Belgique : Euthanasie et Carême : l'évêque de Namur a présenté, en tant qu'expert de l'euthanasie, le nouveau message de Carême de Jean-Paul II
Ce 27 janvier 2005, Mgr Paul Joseph Cordes, président du Conseil pontifical 'Cor Unum', et Mgr André-Mutien Léonard, évêque de Namur (Belgique) ont présenté à la presse le Message de Carême 2005 de Jean-Paul II. Ce message est inspiré par une parole du Livre du Deutéronome : « Il est ta vie et ta longévité » (Dt 30, 20) Lors de cette présentation, Mgr Léonard, invité en tant qu' « expert » de questions liées à l'euthanasie, a dressé le bilan de la législation en la matière, en se référent notamment à l'exemple de la Belgique. Il a également tenté de démontrer l'importance de ce débat, non pas à grands coups d'arguments métaphysiques mais avec des arguments compréhensibles par « tous ceux qui se réfèrent seulement à l'approche anthropologique ou juridique de l'autonomie de l'individu ».
Voici l'intervention de l'évêque de Namur, lors de la présentation officielle, à Rome ce 27 janvier 2005, du nouveau Message de Jean-Paul II pour le Carême. (Traduction et intertitres de CathoBel).
« Chaque année, le Carême offre au Saint-Père l'occasion de proposer à l'attention des fidèles une réflexion sur des thèmes d'actualités qui engagent moralement la communauté ecclésiale. Cette année-ci, Sa Sainteté saisi l'opportunité d'aborder le thème des personnes âgées, de sorte que tous puissent réfléchir à la condition, souvent difficile, de cette tranche considérable de la population
« Il est assez évident que, dans notre société, grâce à une durée de vie plus longue, le nombre de personnes âgées a augmenté de façon importante. Dans ce contexte se pose également la question de l'euthanasie, sur laquelle se concentre l'attention de plusieurs pays. Cet intérêt se manifeste tant d'un point de vue législatif (comme par exemple en Belgique et aux Pays-Bas) qu'au point de vue de l'opinion publique et de certains centres de réflexions qui cherchent à influencer les choix de leurs gouvernements respectifs ou au niveau de la Communauté européenne.

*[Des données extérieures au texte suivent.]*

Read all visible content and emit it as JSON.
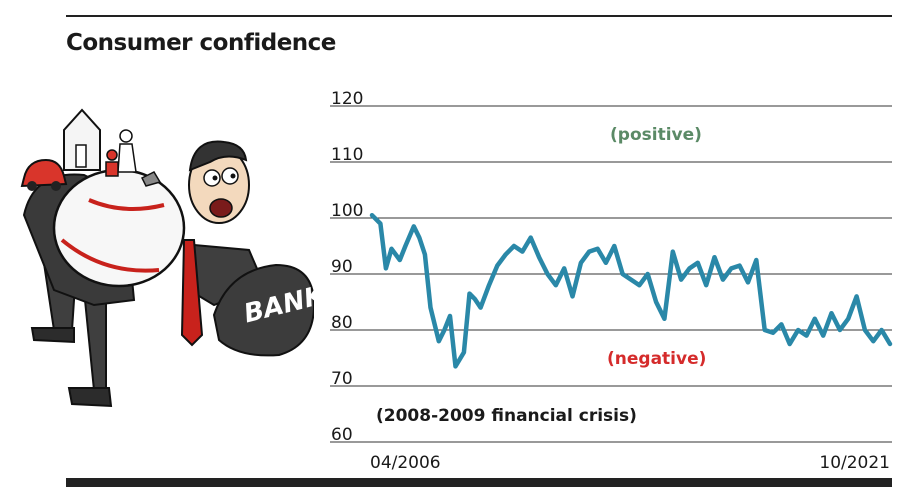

« À ce propos, le Saint-Père écrit : « La vie de l'homme est un don précieux à aimer et à défendre dans toutes ses étapes. Le commandement: 'Tu ne tueras point' appelle à toujours respecter la vie et à la défendre de son début à sa fin naturelle. C'est un commandement valable dans le cas de maladies, et lorsque l'affaiblissement des forces réduit l'être humain dans ses capacités d'autonomie.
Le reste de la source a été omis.